As mentioned above, the theory is there to support our modifications and show how SMC planning works (e.g., the importance-sampling weights). We don't understand why supporting a newly proposed method with known previous results should be a basis for rejection.

Regarding our method, we discovered and described non-trivial issues in current approaches for SMC based planning in RL, and present concrete approaches on how to deal with this. Prior work overlooked these issues, and their identification requires deep technical understanding on integrating RL with SMC.

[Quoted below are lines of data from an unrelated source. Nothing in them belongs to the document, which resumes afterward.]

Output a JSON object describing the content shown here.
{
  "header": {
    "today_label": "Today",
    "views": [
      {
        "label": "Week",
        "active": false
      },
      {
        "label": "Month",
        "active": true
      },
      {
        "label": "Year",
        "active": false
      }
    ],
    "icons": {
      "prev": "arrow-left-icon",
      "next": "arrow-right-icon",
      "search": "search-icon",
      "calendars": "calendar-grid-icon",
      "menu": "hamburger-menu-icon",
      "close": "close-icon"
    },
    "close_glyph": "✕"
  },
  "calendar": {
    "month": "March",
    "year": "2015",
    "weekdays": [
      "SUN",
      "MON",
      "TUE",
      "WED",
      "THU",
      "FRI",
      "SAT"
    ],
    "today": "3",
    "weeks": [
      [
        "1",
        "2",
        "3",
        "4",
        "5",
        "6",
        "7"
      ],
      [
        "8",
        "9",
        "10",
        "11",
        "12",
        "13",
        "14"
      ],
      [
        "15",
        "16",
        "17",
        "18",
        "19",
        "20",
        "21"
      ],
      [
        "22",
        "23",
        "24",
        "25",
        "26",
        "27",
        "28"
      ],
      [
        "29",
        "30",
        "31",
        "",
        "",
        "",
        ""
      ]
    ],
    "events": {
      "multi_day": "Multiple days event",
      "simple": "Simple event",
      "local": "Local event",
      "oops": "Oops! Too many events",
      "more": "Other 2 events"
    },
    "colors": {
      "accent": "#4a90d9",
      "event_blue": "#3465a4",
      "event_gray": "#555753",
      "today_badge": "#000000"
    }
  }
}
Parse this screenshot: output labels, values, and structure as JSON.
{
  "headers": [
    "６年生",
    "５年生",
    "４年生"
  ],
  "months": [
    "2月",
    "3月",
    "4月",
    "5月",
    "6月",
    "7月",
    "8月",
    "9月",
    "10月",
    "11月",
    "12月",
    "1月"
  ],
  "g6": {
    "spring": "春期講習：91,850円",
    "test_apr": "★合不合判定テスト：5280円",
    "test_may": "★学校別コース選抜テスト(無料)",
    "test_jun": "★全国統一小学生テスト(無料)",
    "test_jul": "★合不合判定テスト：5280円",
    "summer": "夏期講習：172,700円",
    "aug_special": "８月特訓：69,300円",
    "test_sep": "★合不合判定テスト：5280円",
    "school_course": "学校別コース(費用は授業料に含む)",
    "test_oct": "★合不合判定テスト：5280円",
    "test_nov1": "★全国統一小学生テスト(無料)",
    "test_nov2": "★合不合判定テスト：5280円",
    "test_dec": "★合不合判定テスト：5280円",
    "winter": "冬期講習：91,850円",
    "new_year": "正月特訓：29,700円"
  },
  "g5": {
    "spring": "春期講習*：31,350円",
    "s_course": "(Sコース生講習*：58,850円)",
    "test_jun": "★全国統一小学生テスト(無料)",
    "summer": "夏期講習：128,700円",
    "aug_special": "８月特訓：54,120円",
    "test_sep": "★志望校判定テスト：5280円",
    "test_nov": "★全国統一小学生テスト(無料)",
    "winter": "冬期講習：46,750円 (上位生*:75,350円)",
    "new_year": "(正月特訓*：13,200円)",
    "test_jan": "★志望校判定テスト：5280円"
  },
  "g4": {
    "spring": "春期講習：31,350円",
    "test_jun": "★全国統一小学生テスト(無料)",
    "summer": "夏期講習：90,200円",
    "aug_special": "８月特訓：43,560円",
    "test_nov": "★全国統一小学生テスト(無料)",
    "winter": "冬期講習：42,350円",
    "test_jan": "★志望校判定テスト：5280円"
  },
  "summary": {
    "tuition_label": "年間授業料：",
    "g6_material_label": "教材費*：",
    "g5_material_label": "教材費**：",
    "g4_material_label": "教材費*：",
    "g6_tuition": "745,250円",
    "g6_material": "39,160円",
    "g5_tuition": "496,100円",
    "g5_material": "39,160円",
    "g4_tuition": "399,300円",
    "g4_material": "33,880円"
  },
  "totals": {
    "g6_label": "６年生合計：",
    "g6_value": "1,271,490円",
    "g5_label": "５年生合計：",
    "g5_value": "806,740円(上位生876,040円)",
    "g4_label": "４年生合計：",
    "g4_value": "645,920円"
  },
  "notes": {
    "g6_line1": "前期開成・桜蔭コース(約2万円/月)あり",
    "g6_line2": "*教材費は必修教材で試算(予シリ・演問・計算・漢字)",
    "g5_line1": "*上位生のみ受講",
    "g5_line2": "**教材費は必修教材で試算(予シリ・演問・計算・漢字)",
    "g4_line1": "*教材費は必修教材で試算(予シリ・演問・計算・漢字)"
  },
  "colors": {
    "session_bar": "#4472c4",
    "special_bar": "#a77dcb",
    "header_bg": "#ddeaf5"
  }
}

Also note that simplicity (if that is the concern) of a new method does not detract from its novelty, instead it should improve its clarity and broader applicability.

Perhaps you could clarify your position?


Minor comments:

Our method is technically not a parallel TRPO (cf. Fickinger et al. 2021). The main distinctions are:

  1. The KL-divergence constraint: the arguments to this constraint would be swapped for TRPO vs. our approach (MPO-based; theorem 2.2).
  2. TRPO can already be parallelized, simply by increasing the number of asynchronous environments.
  3. There is a fundamental difference in how data is collected and how policy learning is performed -- relating back to our previous comment, we can extend the outer-loop discussion in the background to make this distinction more clear.

References

Fickinger, A., Hu, H., Amos, B., Russell, S., & Brown, N. (2021). Scalable online planning via reinforcement learning fine-tuning. Advances in Neural Information Processing Systems, 34, 16951-16963.

最终决定

The proposed TRT-SMC algorithm aims to enhance Sequential Monte Carlo (SMC) methods for RL by integrating several techniques targeting issues like path degeneracy and sample efficiency. Reviewers found the constituent ideas reasonable and acknowledged the strong empirical results shown in limited test environments. However, significant concerns were raised regarding the work's novelty, often described as a "bag-of-tricks," and the rigor of the experimental evaluation, particularly the small number of environments and insufficient ablation studies, suggesting potential cherry-picking. Despite these major reservations, the consensus leaned towards weak acceptance, recognizing the potential practical value.